先輩の家に向かう途中、ジャルデュルの製材所で働くファエンダルが俺を呼び止めた。
「ちょっと兄ちゃん、頼まれてくれねーか。」

「何です?」
「この町一番の美人カミラに、ちょっと前から軽薄な吟遊詩人野郎が言い寄ってやがるんだ。愛だの恋だの、スヴェンの奴め、スカした言葉を並べ立てやがって!」

「別にいいんじゃないですか?」
「ちっとも良くねーよ!中身のないちゃらちゃらした男にカミラが騙されたら可哀想じゃねーか!」

「はあ・・・・で、どうして欲しいんです?」
「おう。この手紙をな、カミラに渡して欲しいんだよ。ただし、『スヴェンから』と言ってな。頼んだぜ!」
ファエンダルは俺に手紙を託すと、意気揚々として去って行った。
「これって“嫉妬”ってやつですよね、間違いなく。」

「ええ。どうやらファエンダルさんは、カミラさんが好きなようね。」
「しかもスヴェンって人も絡んでて、完璧に三角関係のようですね。」

「それで手紙の内容は・・・」

「えっ、見ちゃうんですか?」
「だって嘘を付くように頼まれたのよ。嫌じゃない?」
「まあ、そうですけど。」
「だったら、中身を見た上でどうするか決めましょうよ。」
そう言うが早いか、先輩は手紙の封をきれいに外して、中身を読み始めた。
「うわっ!これって・・・。」

「ひっどい内容よね~。こんなの読まされた日には、不愉快になって当然よ。送り主のこと、嫌いになるでしょうね。」

「やっぱりそうですよね~。俺もそう思います。」
「で、カイト君は誰の味方?」
「・・・正義です。」
「カミラさんですか?」
「あら、どちらさま?」

「郵便をお届けに参りました。」

「あら、ご苦労さま。
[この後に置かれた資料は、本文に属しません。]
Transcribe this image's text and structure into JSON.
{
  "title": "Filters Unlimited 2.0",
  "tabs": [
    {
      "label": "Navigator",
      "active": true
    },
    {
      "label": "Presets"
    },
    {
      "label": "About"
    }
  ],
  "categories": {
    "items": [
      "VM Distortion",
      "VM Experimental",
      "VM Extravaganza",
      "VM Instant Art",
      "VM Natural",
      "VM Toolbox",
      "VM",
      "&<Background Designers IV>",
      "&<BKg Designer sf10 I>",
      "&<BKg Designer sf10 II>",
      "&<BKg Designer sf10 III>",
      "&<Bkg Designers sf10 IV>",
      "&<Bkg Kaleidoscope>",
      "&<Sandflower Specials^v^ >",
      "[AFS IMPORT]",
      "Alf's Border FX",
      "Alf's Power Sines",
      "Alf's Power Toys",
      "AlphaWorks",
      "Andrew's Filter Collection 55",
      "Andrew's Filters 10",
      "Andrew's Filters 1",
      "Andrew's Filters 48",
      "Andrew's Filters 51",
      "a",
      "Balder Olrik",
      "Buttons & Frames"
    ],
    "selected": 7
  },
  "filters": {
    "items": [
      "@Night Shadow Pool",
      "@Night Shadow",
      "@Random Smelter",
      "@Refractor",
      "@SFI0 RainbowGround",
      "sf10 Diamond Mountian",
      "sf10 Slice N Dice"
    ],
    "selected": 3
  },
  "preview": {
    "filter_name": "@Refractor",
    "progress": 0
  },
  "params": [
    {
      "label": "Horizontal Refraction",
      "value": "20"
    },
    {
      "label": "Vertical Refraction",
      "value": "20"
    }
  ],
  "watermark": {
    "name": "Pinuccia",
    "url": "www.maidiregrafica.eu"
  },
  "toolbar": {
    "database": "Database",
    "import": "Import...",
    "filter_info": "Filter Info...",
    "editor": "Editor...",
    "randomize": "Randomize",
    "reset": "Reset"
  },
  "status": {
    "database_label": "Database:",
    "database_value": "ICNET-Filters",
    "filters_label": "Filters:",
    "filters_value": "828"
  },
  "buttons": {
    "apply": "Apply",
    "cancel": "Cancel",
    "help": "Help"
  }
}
」
「ファエンダルさんからなのですが、スヴェンさんからの手紙だと言う様に言付かっております。」

「え?どういうこと?」
首を傾げつつ、カミラは手紙に目を通し始めた。・・・と、みるみる彼女の顔が紅潮していくのが分かった。
「真実を教えてくれてありがとう。ファエンダルがこんなことをするなんて!彼とは二度と会わないわ。」

「まあ、そうなるでしょうね~。」
「あと、この事をスヴェンにも伝えてあげて。きっと彼は喜ぶわ。」
あーあ、ファエンダルにしてみれば、完全に逆効果になっちゃったな~。

(ま、俺が原因を作ったんだけど。)
「ありがとう!そういう話を待ってたんだ!ちょうど宿屋での稼ぎが良くて、今懐が潤ってるんだ。謝礼をもらってくれよ。」
「・・どうだった、正義の味方さん?」
「どうもこうも、俺は信じる道を進むのみですから。」
「ふふ、ちょっとだけ格好いいぞ!」
先輩は軽く俺の頭をこづくと、足取り軽く家の中へと入っていった。